Menschen fragen gelegentlich nach den Ursachen oder dem Sinn ihrer Existenz. Die Antworten auf diese Fragen waren früher eine alleinige Sache der Religionen. Heute laufen ihnen die Wissenschaften und die Philosophie bei der Beantwortung existenzieller Fragen den Rang ab. Wer wir Menschen sind, welche Stellung wir auf unserem Planeten und im Universum haben – darauf geben heute vor allem die Philosophie und die Wissenschaften Auskunft.
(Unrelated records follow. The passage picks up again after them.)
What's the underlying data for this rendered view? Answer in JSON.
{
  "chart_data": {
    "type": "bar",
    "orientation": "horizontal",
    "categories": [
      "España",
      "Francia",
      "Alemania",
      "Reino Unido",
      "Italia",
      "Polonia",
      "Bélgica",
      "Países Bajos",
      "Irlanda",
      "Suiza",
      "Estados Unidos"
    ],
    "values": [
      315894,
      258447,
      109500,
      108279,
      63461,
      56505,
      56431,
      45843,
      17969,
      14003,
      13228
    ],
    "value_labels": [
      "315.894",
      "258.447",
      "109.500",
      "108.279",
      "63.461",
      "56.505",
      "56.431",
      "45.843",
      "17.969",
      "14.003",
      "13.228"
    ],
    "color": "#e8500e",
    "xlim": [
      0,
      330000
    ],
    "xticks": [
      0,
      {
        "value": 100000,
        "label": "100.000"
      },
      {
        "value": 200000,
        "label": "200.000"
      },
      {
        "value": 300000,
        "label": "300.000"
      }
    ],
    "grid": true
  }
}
Die Entdeckung der Evolution hatte eine bedeutende spirituelle Auswirkung auf unser Selbstverständnis, ebenso die Entdeckung unserer Stellung im Universum. Wir sind nicht der Mittelpunkt der Welt, das war über Jahrtausende bloße Einbildung. Wir sind auch nicht die Ebenbilder Gottes, sondern das vorläufige Ergebnis einer natürlichen Entwicklung, die über uns Menschen hinausgehen wird.
Die Erforschung der Welt hat eine spirituelle Dimension. Es war vor allem spirituell bedeutend, als Giordano Bruno erkannte, dass die Welt millionenmal größer ist, als wir dachten; dass alle Sterne am Firnament ebenfalls Sonnen sind (er wurde dafür lebendig verbrannt, was die spirituelle Dimension beweist). Und wer wollte die spirituelle Dimension der Erkenntnis der Astronomen leugnen, dass unsere Welt einen Anfang hatte?
Spirituelle oder existenzielle Fragen und ihre Antworten sind kein Privileg der Religionen mehr. Ganz im Gegenteil, manche halten heute den Glauben an nachweisbar falsche Dinge für wenig spirituell, man denke nur an die Astrologie (Horoskope). Die Wissenschaften sind längst an einem Punkt angelangt, an dem sie spirituelle Fragen stellen und teilweise auch beantworten.